D’emblée, Mamy Ravatomanga a tenu à apporter des précisions concernant plusieurs affaires qui font polémique dans le monde politique. Son nom a été notamment cité dans le cadre d’une enquête préliminaire ouverte par le Parquet National Financier (PNF) de Paris pour soupçon de corruption et de fraude, sur fond de trafic de bois de rose. D’après ses explications, l’enquête a été ouverte suite au témoignage d’une personnalité du pouvoir à l’époque, ayant témoigné contre sa personne. « Mes biens ont été saisis, notamment trois constructions en France que j’avais achetées, sous prétexte que c’étaient les fruits de trafic de bois de rose. On m’a accusé de trafic, durant la Transition, alors que j’avais acheté ces maisons en France en 2008, bien avant la Transition. Mais en 2019, après perquisitions et enquêtes, le PNF a sorti un jugement, ordonnant la levée de saisie de tous mes biens. D’ailleurs, l’auteur dudit témoignage a déclaré en 2020 avoir fait un faux témoignage, en s’excusant par le biais de plusieurs lettres », explique – t – il.

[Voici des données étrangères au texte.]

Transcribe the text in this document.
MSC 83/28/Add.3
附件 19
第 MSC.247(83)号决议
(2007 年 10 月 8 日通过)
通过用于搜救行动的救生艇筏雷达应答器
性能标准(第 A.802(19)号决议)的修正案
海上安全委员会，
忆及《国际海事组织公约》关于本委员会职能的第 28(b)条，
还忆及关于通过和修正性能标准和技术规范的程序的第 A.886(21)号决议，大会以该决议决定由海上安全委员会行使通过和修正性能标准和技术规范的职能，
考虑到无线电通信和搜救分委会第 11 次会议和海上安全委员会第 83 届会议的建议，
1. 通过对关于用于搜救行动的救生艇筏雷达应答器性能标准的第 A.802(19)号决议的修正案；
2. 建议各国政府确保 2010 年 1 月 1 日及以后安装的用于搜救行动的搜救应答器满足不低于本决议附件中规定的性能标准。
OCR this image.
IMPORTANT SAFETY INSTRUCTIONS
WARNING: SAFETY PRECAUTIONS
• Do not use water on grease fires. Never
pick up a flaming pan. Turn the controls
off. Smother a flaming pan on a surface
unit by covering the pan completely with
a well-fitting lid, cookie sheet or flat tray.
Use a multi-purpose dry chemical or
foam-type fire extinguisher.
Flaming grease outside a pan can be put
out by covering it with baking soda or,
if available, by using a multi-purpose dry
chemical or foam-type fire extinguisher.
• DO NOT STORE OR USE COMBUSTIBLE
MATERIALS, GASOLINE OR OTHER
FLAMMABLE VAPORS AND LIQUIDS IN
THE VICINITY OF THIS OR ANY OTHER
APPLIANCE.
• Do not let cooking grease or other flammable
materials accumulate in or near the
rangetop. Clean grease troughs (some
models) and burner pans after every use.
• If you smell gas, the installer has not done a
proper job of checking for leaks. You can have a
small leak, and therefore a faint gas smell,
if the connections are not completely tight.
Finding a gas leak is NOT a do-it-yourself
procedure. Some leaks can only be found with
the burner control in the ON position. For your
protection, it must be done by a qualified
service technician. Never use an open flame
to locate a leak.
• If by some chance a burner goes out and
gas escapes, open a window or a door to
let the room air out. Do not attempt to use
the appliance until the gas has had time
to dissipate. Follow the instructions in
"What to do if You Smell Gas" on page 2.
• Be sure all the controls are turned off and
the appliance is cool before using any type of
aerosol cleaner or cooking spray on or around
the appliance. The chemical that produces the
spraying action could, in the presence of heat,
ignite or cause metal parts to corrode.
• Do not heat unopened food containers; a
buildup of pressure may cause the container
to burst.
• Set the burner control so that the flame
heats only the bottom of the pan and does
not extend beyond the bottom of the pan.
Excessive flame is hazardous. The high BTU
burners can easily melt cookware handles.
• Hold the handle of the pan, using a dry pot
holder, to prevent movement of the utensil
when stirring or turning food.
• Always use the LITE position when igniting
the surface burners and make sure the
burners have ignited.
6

Répondant aux sollicitations sur le cas de l’ex – ministre, Rolly Mercia pour un retrait de plainte dans un souci d’apaisement, Mamy Ravatomanga de déclarer que « Rolly m’a écrit plusieurs fois et personnellement, je n’ai aucun problème avec lui. Seulement, il n’y a plus de plainte à retirer puisque sa condamnation a déjà été prononcée ». Quant au cas de Mbola Rajaonah, l’homme d’affaires affirme ne rien à voir avec l’affaire tout en soulignant que cet opérateur économique a été épinglé par la justice pour infraction douanière.
CNaPs, « Panama Papers » et JIRAMA
Cité dans le fameux scandale lié au « Panama Papers », Mamy Ravatomanga d’expliquer qu’ « il y a des lois qui régissent les sociétés offshores. Certains pays offrent des avantages fiscaux pour attirer des investisseurs étrangers. Toutes les sociétés offshores ne sont pas forcément illégales ». Également pointé du doigt dans le scandale qui a récemment éclaté au sein de la CNaPS et les liens avec l’AFF (« Andry sy Fototra ho an’ny Fampandrosoana ») dirigé par son épouse, cet opérateur économique d’expliquer que l’association de sa femme est totalement transparente. Par ailleurs, la CNaPS fait partie des nombreuses entreprises qui ont répondu favorablement à la demande d’aide de l’AFF. Toujours dans cette logique de transparence, Mamy Ravatomanga de déclarer que « Je suis un entrepreneur Malagasy, je resterai toujours à Madagascar et s’il le faut, je répondrai présent aux enquêtes me concernant, comme je l’ai toujours fait ».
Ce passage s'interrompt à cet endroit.